Na sua proposta de alargamento da vacina contra o HPV a rapazes, Os Verdes também mencionam uns dados que são da Organização Mundial de Saúde, contudo creio que não encontraram o position paper desta onde se afirma que a extensão ao sexo masculino provavelmente não sobrevive a uma análise custo-benefício. Já a proposta do BE nem nota justificativa incluiu.
Mas eu não quero estar aqui a mandar palpites sobre a justificabilidade desta alteração. Estaria a cair no mesmo erro que o Parlamento: o de ajuizar sobre uma matéria que está para lá da minha competência. E esse é que o problema. Principalmente quando o discurso anti-vacinação cresce. Se as vacinas que integram o Programa Nacional de Vacinação não forem seleccionadas com base em evidência empírica sobre a sua efectividade, no impacto que têm na saúde e na epidemiologia das doenças e, ao invés, parecerem fruto de uma decisão unicamente política e arbitrária, são precisamente os detractores da vacinação quem ganha argumentos.
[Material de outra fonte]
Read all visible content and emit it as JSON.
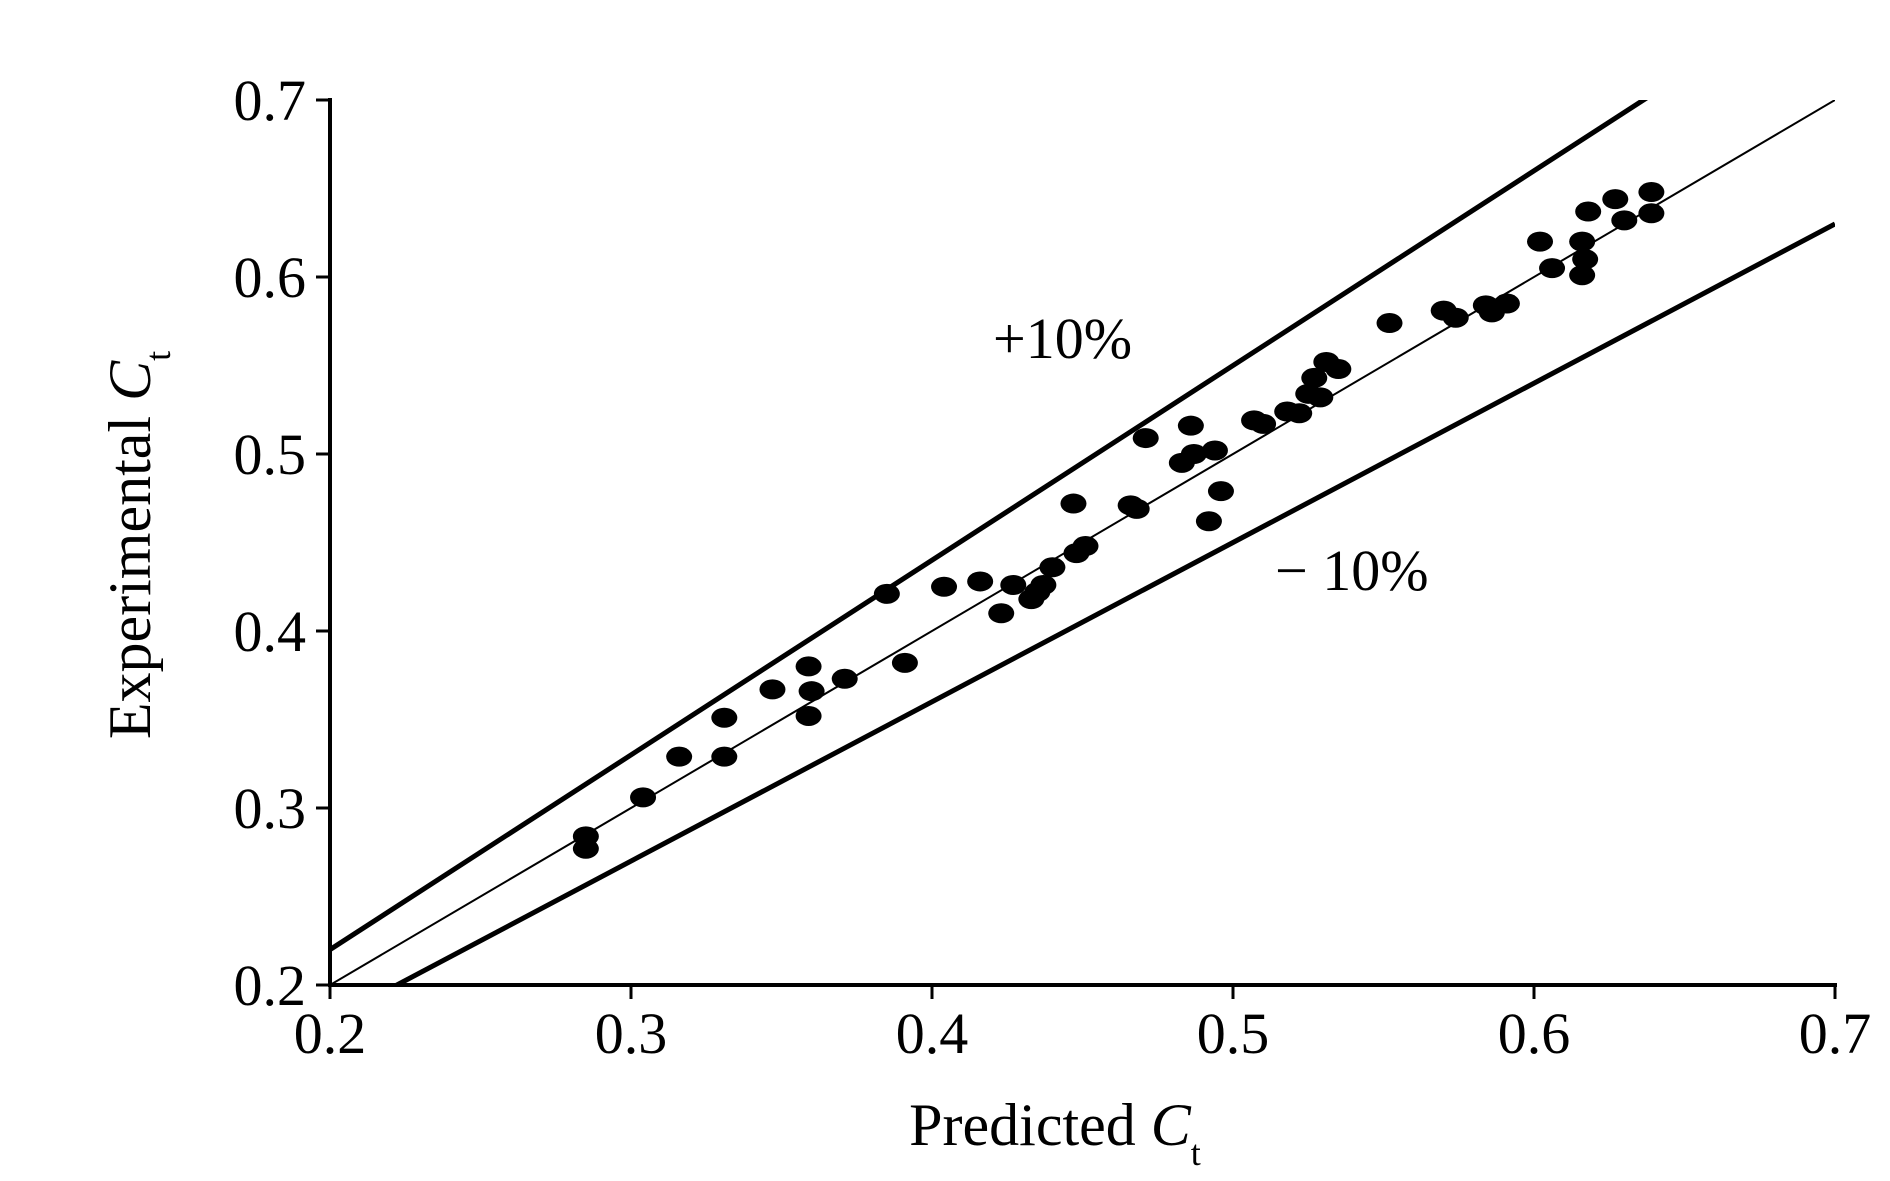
{
  "chart_data": {
    "type": "scatter",
    "title": "",
    "xlabel": {
      "main": "Predicted ",
      "var": "C",
      "sub": "t"
    },
    "ylabel": {
      "main": "Experimental ",
      "var": "C",
      "sub": "t"
    },
    "xlim": [
      0.2,
      0.7
    ],
    "ylim": [
      0.2,
      0.7
    ],
    "xticks": [
      "0.2",
      "0.3",
      "0.4",
      "0.5",
      "0.6",
      "0.7"
    ],
    "yticks": [
      "0.2",
      "0.3",
      "0.4",
      "0.5",
      "0.6",
      "0.7"
    ],
    "grid": false,
    "reference_lines": [
      {
        "label": "+10%",
        "slope": 1.1
      },
      {
        "label": "",
        "slope": 1.0
      },
      {
        "label": "− 10%",
        "slope": 0.9
      }
    ],
    "annotations": [
      "+10%",
      "− 10%"
    ],
    "points": [
      {
        "x": 0.285,
        "y": 0.284
      },
      {
        "x": 0.285,
        "y": 0.277
      },
      {
        "x": 0.304,
        "y": 0.306
      },
      {
        "x": 0.316,
        "y": 0.329
      },
      {
        "x": 0.331,
        "y": 0.351
      },
      {
        "x": 0.331,
        "y": 0.329
      },
      {
        "x": 0.347,
        "y": 0.367
      },
      {
        "x": 0.359,
        "y": 0.38
      },
      {
        "x": 0.36,
        "y": 0.366
      },
      {
        "x": 0.359,
        "y": 0.352
      },
      {
        "x": 0.371,
        "y": 0.373
      },
      {
        "x": 0.385,
        "y": 0.421
      },
      {
        "x": 0.391,
        "y": 0.382
      },
      {
        "x": 0.404,
        "y": 0.425
      },
      {
        "x": 0.416,
        "y": 0.428
      },
      {
        "x": 0.423,
        "y": 0.41
      },
      {
        "x": 0.427,
        "y": 0.426
      },
      {
        "x": 0.433,
        "y": 0.418
      },
      {
        "x": 0.435,
        "y": 0.422
      },
      {
        "x": 0.437,
        "y": 0.426
      },
      {
        "x": 0.44,
        "y": 0.436
      },
      {
        "x": 0.447,
        "y": 0.472
      },
      {
        "x": 0.448,
        "y": 0.444
      },
      {
        "x": 0.451,
        "y": 0.448
      },
      {
        "x": 0.466,
        "y": 0.471
      },
      {
        "x": 0.468,
        "y": 0.469
      },
      {
        "x": 0.471,
        "y": 0.509
      },
      {
        "x": 0.483,
        "y": 0.495
      },
      {
        "x": 0.486,
        "y": 0.516
      },
      {
        "x": 0.487,
        "y": 0.5
      },
      {
        "x": 0.492,
        "y": 0.462
      },
      {
        "x": 0.494,
        "y": 0.502
      },
      {
        "x": 0.496,
        "y": 0.479
      },
      {
        "x": 0.507,
        "y": 0.519
      },
      {
        "x": 0.51,
        "y": 0.517
      },
      {
        "x": 0.518,
        "y": 0.524
      },
      {
        "x": 0.522,
        "y": 0.523
      },
      {
        "x": 0.525,
        "y": 0.534
      },
      {
        "x": 0.527,
        "y": 0.543
      },
      {
        "x": 0.529,
        "y": 0.532
      },
      {
        "x": 0.531,
        "y": 0.552
      },
      {
        "x": 0.535,
        "y": 0.548
      },
      {
        "x": 0.552,
        "y": 0.574
      },
      {
        "x": 0.57,
        "y": 0.581
      },
      {
        "x": 0.574,
        "y": 0.577
      },
      {
        "x": 0.584,
        "y": 0.584
      },
      {
        "x": 0.586,
        "y": 0.58
      },
      {
        "x": 0.591,
        "y": 0.585
      },
      {
        "x": 0.602,
        "y": 0.62
      },
      {
        "x": 0.606,
        "y": 0.605
      },
      {
        "x": 0.616,
        "y": 0.62
      },
      {
        "x": 0.617,
        "y": 0.61
      },
      {
        "x": 0.616,
        "y": 0.601
      },
      {
        "x": 0.618,
        "y": 0.637
      },
      {
        "x": 0.627,
        "y": 0.644
      },
      {
        "x": 0.63,
        "y": 0.632
      },
      {
        "x": 0.639,
        "y": 0.648
      },
      {
        "x": 0.639,
        "y": 0.636
      }
    ]
  },
  "colors": {
    "ink": "#000000",
    "background": "#ffffff"
  }
}
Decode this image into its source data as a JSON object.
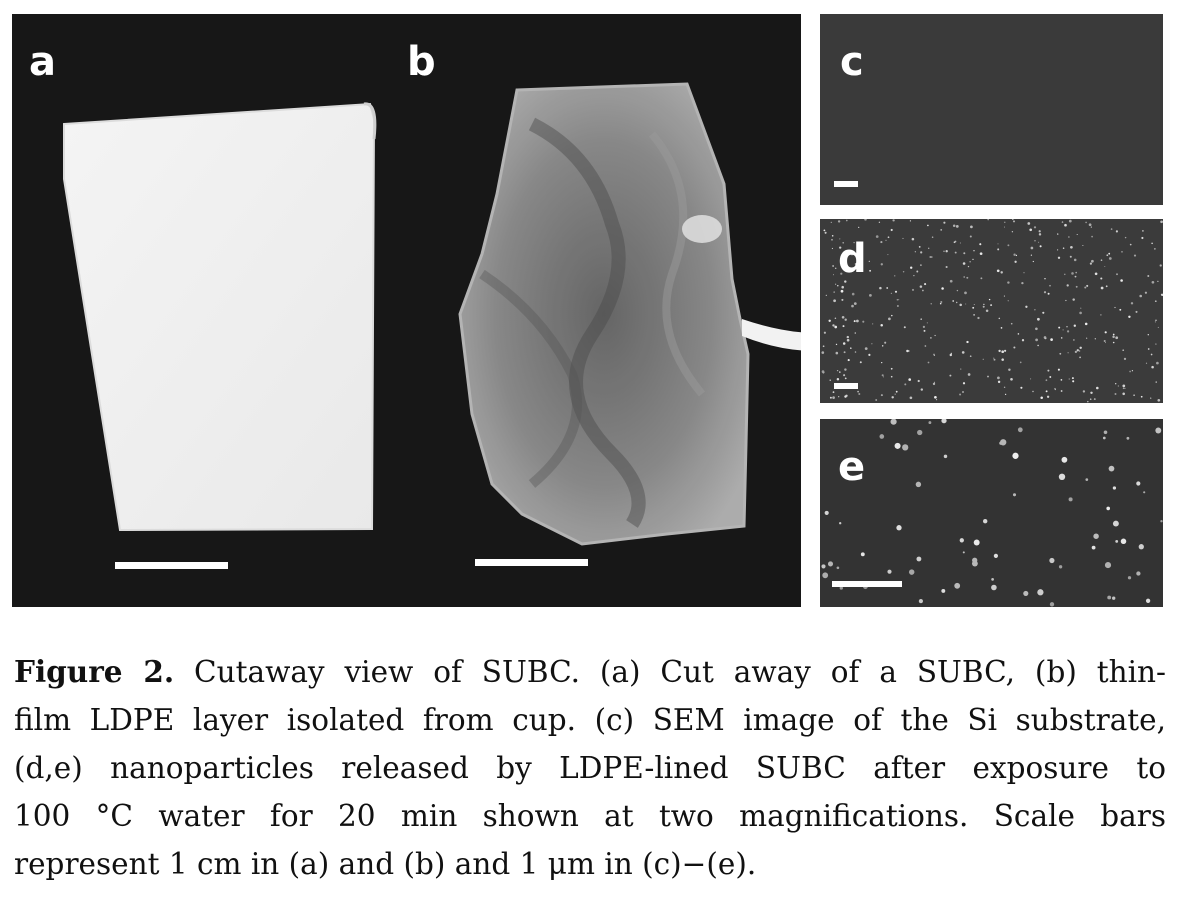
{
  "panels": {
    "a": {
      "label": "a"
    },
    "b": {
      "label": "b"
    },
    "c": {
      "label": "c"
    },
    "d": {
      "label": "d"
    },
    "e": {
      "label": "e"
    }
  },
  "caption": {
    "label": "Figure 2.",
    "lines": [
      " Cutaway view of SUBC. (a) Cut away of a SUBC, (b) thin-",
      "film LDPE layer isolated from cup. (c) SEM image of the Si substrate,",
      "(d,e) nanoparticles released by LDPE-lined SUBC after exposure to",
      "100 °C water for 20 min shown at two magnifications. Scale bars",
      "represent 1 cm in (a) and (b) and 1 μm in (c)−(e)."
    ]
  },
  "colors": {
    "photo_background": "#171717",
    "sem_background": "#3a3a3a",
    "label_color": "#ffffff"
  }
}
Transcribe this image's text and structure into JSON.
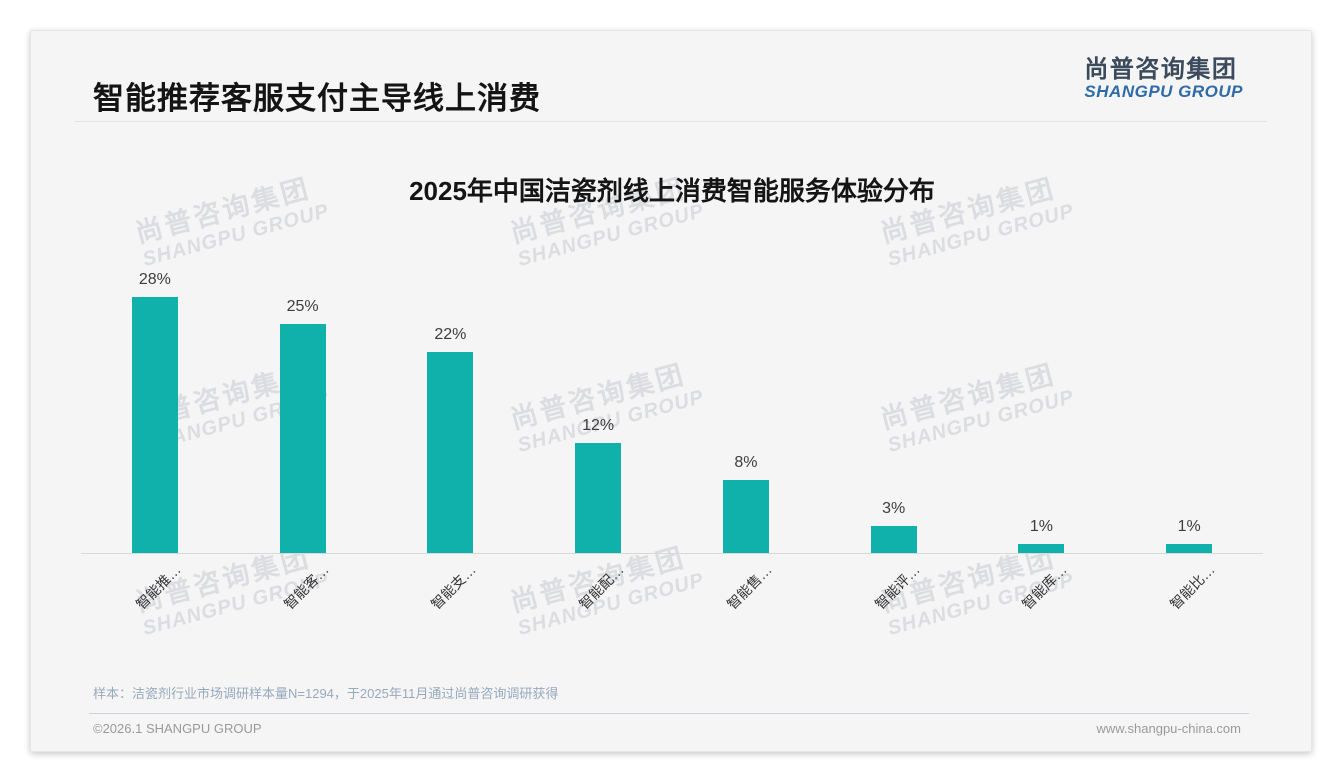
{
  "header": {
    "title": "智能推荐客服支付主导线上消费",
    "logo_cn": "尚普咨询集团",
    "logo_en": "SHANGPU GROUP"
  },
  "watermark": {
    "line1": "尚普咨询集团",
    "line2": "SHANGPU GROUP"
  },
  "chart_data": {
    "type": "bar",
    "title": "2025年中国洁瓷剂线上消费智能服务体验分布",
    "categories": [
      "智能推…",
      "智能客…",
      "智能支…",
      "智能配…",
      "智能售…",
      "智能评…",
      "智能库…",
      "智能比…"
    ],
    "values": [
      28,
      25,
      22,
      12,
      8,
      3,
      1,
      1
    ],
    "value_labels": [
      "28%",
      "25%",
      "22%",
      "12%",
      "8%",
      "3%",
      "1%",
      "1%"
    ],
    "unit": "%",
    "bar_color": "#10b0ab",
    "xlabel": "",
    "ylabel": "",
    "grid": false,
    "legend": null
  },
  "footnote": {
    "text": "样本：洁瓷剂行业市场调研样本量N=1294，于2025年11月通过尚普咨询调研获得"
  },
  "footer": {
    "copyright": "©2026.1 SHANGPU GROUP",
    "website": "www.shangpu-china.com"
  }
}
Há umas semanas, reflectia sobre a diabolização que se fez da ideologia e de como se tenta travesti-la de discussão técnica. Mas não estava com isto a sugerir que se adopte o comportamento inverso! Na última entrevista que deu, Carl Sagan perguntou quem é que, numa sociedade crescentemente baseada em ciência e tecnologia, irá tomar as decisões acerca da ciência e tecnologia que determinarão o futuro dos nossos filhos. Os especialistas em ciência e tecnologia, não o Parlamento, espero eu.
Nota: A autora escreve segundo a ortografia anterior ao acordo de 1990.
Disclaimer: As opiniões expressas neste artigo são pessoais e vinculam apenas e somente a sua autora.